- A Office of Foreign Assets Control (OFAC) dos Estados Unidos levantou as sanções sobre o petróleo venezuelano, autorizando várias companhias a realizar operações no setor.
- A licença permite que BP, Chevron, Eni, Repsol e Shell operem na Venezuela e realizem transações envolvendo o governo venezuelano e a PDVSA.
- O objetivo é reativar atividades de empresas multinacionais no país, onde elas atuam desde 1993, com foco em investimentos no setor.
- A notícia ocorre após o encontro entre o secretário de Energia dos EUA e a presidente da Venezuela, Delcy Rodríguez, em que se reiterou a pretensão de ver uma grande onda de investimentos.
- Nesta mesma semana, o Tesouro dos Estados Unidos emitiu licenças para fornecer equipamentos e tecnologia necessários à produção de petróleo e gás na Venezuela, beneficiando empresas como Halliburton e SLB.

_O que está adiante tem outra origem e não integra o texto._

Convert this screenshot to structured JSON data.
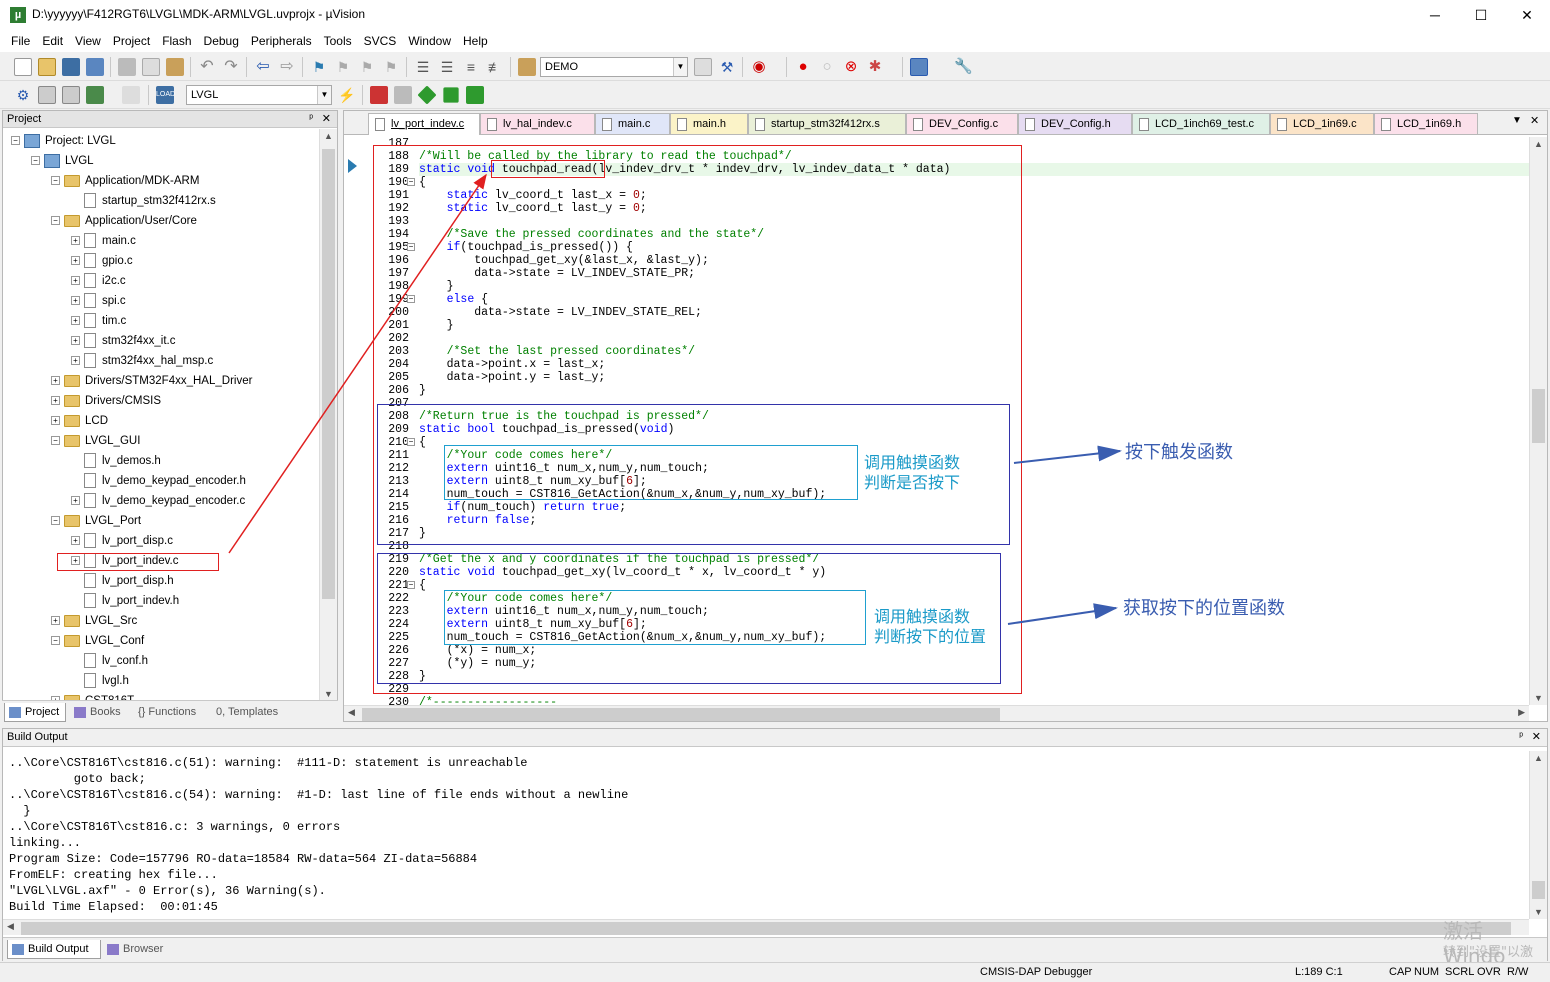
{
  "window": {
    "title": "D:\\yyyyyy\\F412RGT6\\LVGL\\MDK-ARM\\LVGL.uvprojx - µVision",
    "minimize": "─",
    "maximize": "☐",
    "close": "✕"
  },
  "menu": [
    "File",
    "Edit",
    "View",
    "Project",
    "Flash",
    "Debug",
    "Peripherals",
    "Tools",
    "SVCS",
    "Window",
    "Help"
  ],
  "toolbar": {
    "target_combo": "DEMO",
    "build_target_combo": "LVGL"
  },
  "project_panel": {
    "header": "Project",
    "pin": "ᵖ",
    "close": "✕",
    "tree": [
      {
        "label": "Project: LVGL",
        "level": 0,
        "type": "proj",
        "exp": "−"
      },
      {
        "label": "LVGL",
        "level": 1,
        "type": "target",
        "exp": "−"
      },
      {
        "label": "Application/MDK-ARM",
        "level": 2,
        "type": "folder",
        "exp": "−"
      },
      {
        "label": "startup_stm32f412rx.s",
        "level": 3,
        "type": "file",
        "exp": ""
      },
      {
        "label": "Application/User/Core",
        "level": 2,
        "type": "folder",
        "exp": "−"
      },
      {
        "label": "main.c",
        "level": 3,
        "type": "file",
        "exp": "+"
      },
      {
        "label": "gpio.c",
        "level": 3,
        "type": "file",
        "exp": "+"
      },
      {
        "label": "i2c.c",
        "level": 3,
        "type": "file",
        "exp": "+"
      },
      {
        "label": "spi.c",
        "level": 3,
        "type": "file",
        "exp": "+"
      },
      {
        "label": "tim.c",
        "level": 3,
        "type": "file",
        "exp": "+"
      },
      {
        "label": "stm32f4xx_it.c",
        "level": 3,
        "type": "file",
        "exp": "+"
      },
      {
        "label": "stm32f4xx_hal_msp.c",
        "level": 3,
        "type": "file",
        "exp": "+"
      },
      {
        "label": "Drivers/STM32F4xx_HAL_Driver",
        "level": 2,
        "type": "folder",
        "exp": "+"
      },
      {
        "label": "Drivers/CMSIS",
        "level": 2,
        "type": "folder",
        "exp": "+"
      },
      {
        "label": "LCD",
        "level": 2,
        "type": "folder",
        "exp": "+"
      },
      {
        "label": "LVGL_GUI",
        "level": 2,
        "type": "folder",
        "exp": "−"
      },
      {
        "label": "lv_demos.h",
        "level": 3,
        "type": "file",
        "exp": ""
      },
      {
        "label": "lv_demo_keypad_encoder.h",
        "level": 3,
        "type": "file",
        "exp": ""
      },
      {
        "label": "lv_demo_keypad_encoder.c",
        "level": 3,
        "type": "file",
        "exp": "+"
      },
      {
        "label": "LVGL_Port",
        "level": 2,
        "type": "folder",
        "exp": "−"
      },
      {
        "label": "lv_port_disp.c",
        "level": 3,
        "type": "file",
        "exp": "+"
      },
      {
        "label": "lv_port_indev.c",
        "level": 3,
        "type": "file",
        "exp": "+"
      },
      {
        "label": "lv_port_disp.h",
        "level": 3,
        "type": "file",
        "exp": ""
      },
      {
        "label": "lv_port_indev.h",
        "level": 3,
        "type": "file",
        "exp": ""
      },
      {
        "label": "LVGL_Src",
        "level": 2,
        "type": "folder",
        "exp": "+"
      },
      {
        "label": "LVGL_Conf",
        "level": 2,
        "type": "folder",
        "exp": "−"
      },
      {
        "label": "lv_conf.h",
        "level": 3,
        "type": "file",
        "exp": ""
      },
      {
        "label": "lvgl.h",
        "level": 3,
        "type": "file",
        "exp": ""
      },
      {
        "label": "CST816T",
        "level": 2,
        "type": "folder",
        "exp": "+"
      }
    ],
    "tabs": [
      "Project",
      "Books",
      "{} Functions",
      "0, Templates"
    ]
  },
  "editor": {
    "tabs": [
      "lv_port_indev.c",
      "lv_hal_indev.c",
      "main.c",
      "main.h",
      "startup_stm32f412rx.s",
      "DEV_Config.c",
      "DEV_Config.h",
      "LCD_1inch69_test.c",
      "LCD_1in69.c",
      "LCD_1in69.h"
    ],
    "tab_menu": "▼",
    "tab_close": "✕",
    "line_numbers": [
      "187",
      "188",
      "189",
      "190",
      "191",
      "192",
      "193",
      "194",
      "195",
      "196",
      "197",
      "198",
      "199",
      "200",
      "201",
      "202",
      "203",
      "204",
      "205",
      "206",
      "207",
      "208",
      "209",
      "210",
      "211",
      "212",
      "213",
      "214",
      "215",
      "216",
      "217",
      "218",
      "219",
      "220",
      "221",
      "222",
      "223",
      "224",
      "225",
      "226",
      "227",
      "228",
      "229",
      "230"
    ],
    "lines": [
      "",
      "/*Will be called by the library to read the touchpad*/",
      "static void touchpad_read(lv_indev_drv_t * indev_drv, lv_indev_data_t * data)",
      "{",
      "    static lv_coord_t last_x = 0;",
      "    static lv_coord_t last_y = 0;",
      "",
      "    /*Save the pressed coordinates and the state*/",
      "    if(touchpad_is_pressed()) {",
      "        touchpad_get_xy(&last_x, &last_y);",
      "        data->state = LV_INDEV_STATE_PR;",
      "    }",
      "    else {",
      "        data->state = LV_INDEV_STATE_REL;",
      "    }",
      "",
      "    /*Set the last pressed coordinates*/",
      "    data->point.x = last_x;",
      "    data->point.y = last_y;",
      "}",
      "",
      "/*Return true is the touchpad is pressed*/",
      "static bool touchpad_is_pressed(void)",
      "{",
      "    /*Your code comes here*/",
      "    extern uint16_t num_x,num_y,num_touch;",
      "    extern uint8_t num_xy_buf[6];",
      "    num_touch = CST816_GetAction(&num_x,&num_y,num_xy_buf);",
      "    if(num_touch) return true;",
      "    return false;",
      "}",
      "",
      "/*Get the x and y coordinates if the touchpad is pressed*/",
      "static void touchpad_get_xy(lv_coord_t * x, lv_coord_t * y)",
      "{",
      "    /*Your code comes here*/",
      "    extern uint16_t num_x,num_y,num_touch;",
      "    extern uint8_t num_xy_buf[6];",
      "    num_touch = CST816_GetAction(&num_x,&num_y,num_xy_buf);",
      "    (*x) = num_x;",
      "    (*y) = num_y;",
      "}",
      "",
      "/*------------------"
    ]
  },
  "annotations": {
    "note1": "调用触摸函数\n判断是否按下",
    "note2": "调用触摸函数\n判断按下的位置",
    "label1": "按下触发函数",
    "label2": "获取按下的位置函数"
  },
  "build": {
    "header": "Build Output",
    "pin": "ᵖ",
    "close": "✕",
    "output": "..\\Core\\CST816T\\cst816.c(51): warning:  #111-D: statement is unreachable\n         goto back;\n..\\Core\\CST816T\\cst816.c(54): warning:  #1-D: last line of file ends without a newline\n  }\n..\\Core\\CST816T\\cst816.c: 3 warnings, 0 errors\nlinking...\nProgram Size: Code=157796 RO-data=18584 RW-data=564 ZI-data=56884\nFromELF: creating hex file...\n\"LVGL\\LVGL.axf\" - 0 Error(s), 36 Warning(s).\nBuild Time Elapsed:  00:01:45",
    "tabs": [
      "Build Output",
      "Browser"
    ]
  },
  "status": {
    "debugger": "CMSIS-DAP Debugger",
    "position": "L:189 C:1",
    "cap": "CAP",
    "num": "NUM",
    "scrl": "SCRL",
    "ovr": "OVR",
    "rw": "R/W"
  },
  "watermark": {
    "line1": "激活 Windo",
    "line2": "转到\"设置\"以激"
  },
  "colors": {
    "red_box": "#e02020",
    "blue_box": "#3333aa",
    "cyan_box": "#1fa0d0",
    "arrow_blue": "#3a5db0",
    "cyan_text": "#1a9ac8"
  }
}
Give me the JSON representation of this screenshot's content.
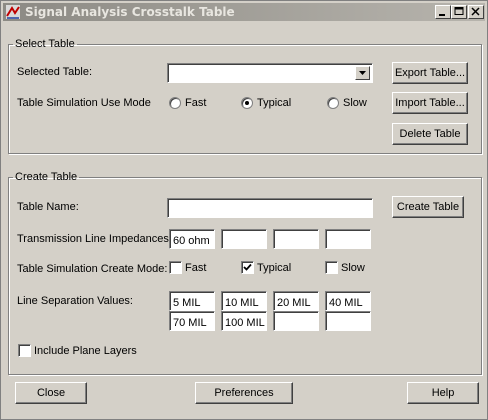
{
  "window": {
    "title": "Signal Analysis Crosstalk Table"
  },
  "select_table": {
    "legend": "Select Table",
    "selected_table_label": "Selected Table:",
    "selected_table_value": "",
    "use_mode_label": "Table Simulation Use Mode",
    "use_mode_options": [
      "Fast",
      "Typical",
      "Slow"
    ],
    "use_mode_selected": "Typical",
    "export_button": "Export Table...",
    "import_button": "Import Table...",
    "delete_button": "Delete Table"
  },
  "create_table": {
    "legend": "Create Table",
    "table_name_label": "Table Name:",
    "table_name_value": "",
    "create_button": "Create Table",
    "impedances_label": "Transmission Line Impedances:",
    "impedances": [
      "60 ohm",
      "",
      "",
      ""
    ],
    "create_mode_label": "Table Simulation Create Mode:",
    "create_mode_options": [
      "Fast",
      "Typical",
      "Slow"
    ],
    "create_mode_checked": [
      false,
      true,
      false
    ],
    "separation_label": "Line Separation Values:",
    "separation_row1": [
      "5 MIL",
      "10 MIL",
      "20 MIL",
      "40 MIL"
    ],
    "separation_row2": [
      "70 MIL",
      "100 MIL",
      "",
      ""
    ],
    "include_plane_label": "Include Plane Layers",
    "include_plane_checked": false
  },
  "footer": {
    "close_button": "Close",
    "preferences_button": "Preferences",
    "help_button": "Help"
  }
}
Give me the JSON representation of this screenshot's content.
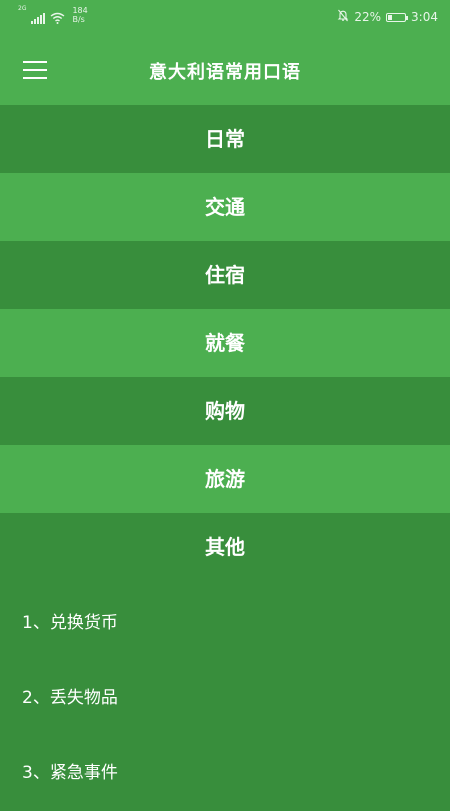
{
  "status_bar": {
    "signal_label": "2G",
    "net_speed_value": "184",
    "net_speed_unit": "B/s",
    "battery_percent": "22%",
    "battery_level": 0.22,
    "time": "3:04",
    "icons": [
      "signal-icon",
      "wifi-icon",
      "mute-bell-icon",
      "battery-icon"
    ]
  },
  "toolbar": {
    "title": "意大利语常用口语",
    "menu_icon": "hamburger-menu-icon"
  },
  "categories": [
    {
      "label": "日常"
    },
    {
      "label": "交通"
    },
    {
      "label": "住宿"
    },
    {
      "label": "就餐"
    },
    {
      "label": "购物"
    },
    {
      "label": "旅游"
    },
    {
      "label": "其他"
    }
  ],
  "expanded_items": [
    {
      "label": "1、兑换货币"
    },
    {
      "label": "2、丢失物品"
    },
    {
      "label": "3、紧急事件"
    }
  ],
  "colors": {
    "primary": "#4caf50",
    "primary_dark": "#388e3c",
    "text": "#ffffff"
  }
}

A administração dos Estados Unidos autorizou, nesta sexta-feira, o levantamento gradual de Sanções impostas ao petróleo venezuelano. As licenças permitem que companhias promovam operações no setor de petróleo e gás com o governo da Venezuela e com a PDVSA, estatal venezuelana. A medida marca um passo relevante na relação entre Washington e Caracas.
A liberação autoriza empresas como BP, Chevron, Eni, Repsol e Shell a realizar transações previamente proibidas por sanções, detalha o documento assinado por Bradley T. Smith, responsável pela OFAC. As permissões abrangem operações ligadas a petróleo e gás na Venezuela.
Esse movimento ocorre em meio a encontros entre autoridades dos dois países. Nesta semana, o secretário de Energia dos EUA, citado pela imprensa, viajou à Venezuela para reunião com a presidente Delcy Rodríguez, em Miraflores. Fontes oficiais indicam interesse dos EUA em ver grande fluxo de investimentos.
Na mesma semana, o Tesouro americano já havia emitido licenças para permitir que empresas forneçam equipamentos e tecnologia à Venezuela para ampliar a produção petrolífera. As autorizações citam Halliburton e SLB como possíveis atuantes no país.
Os licenciamentos representam uma reestruturação do cenário econômico venezuelano, com presença de multinacionais no setor desde 1993. Analistas mencionam que a flexibilização pode acelerar investimentos e parcerias entre empresas internacionais e o setor público venezuelano.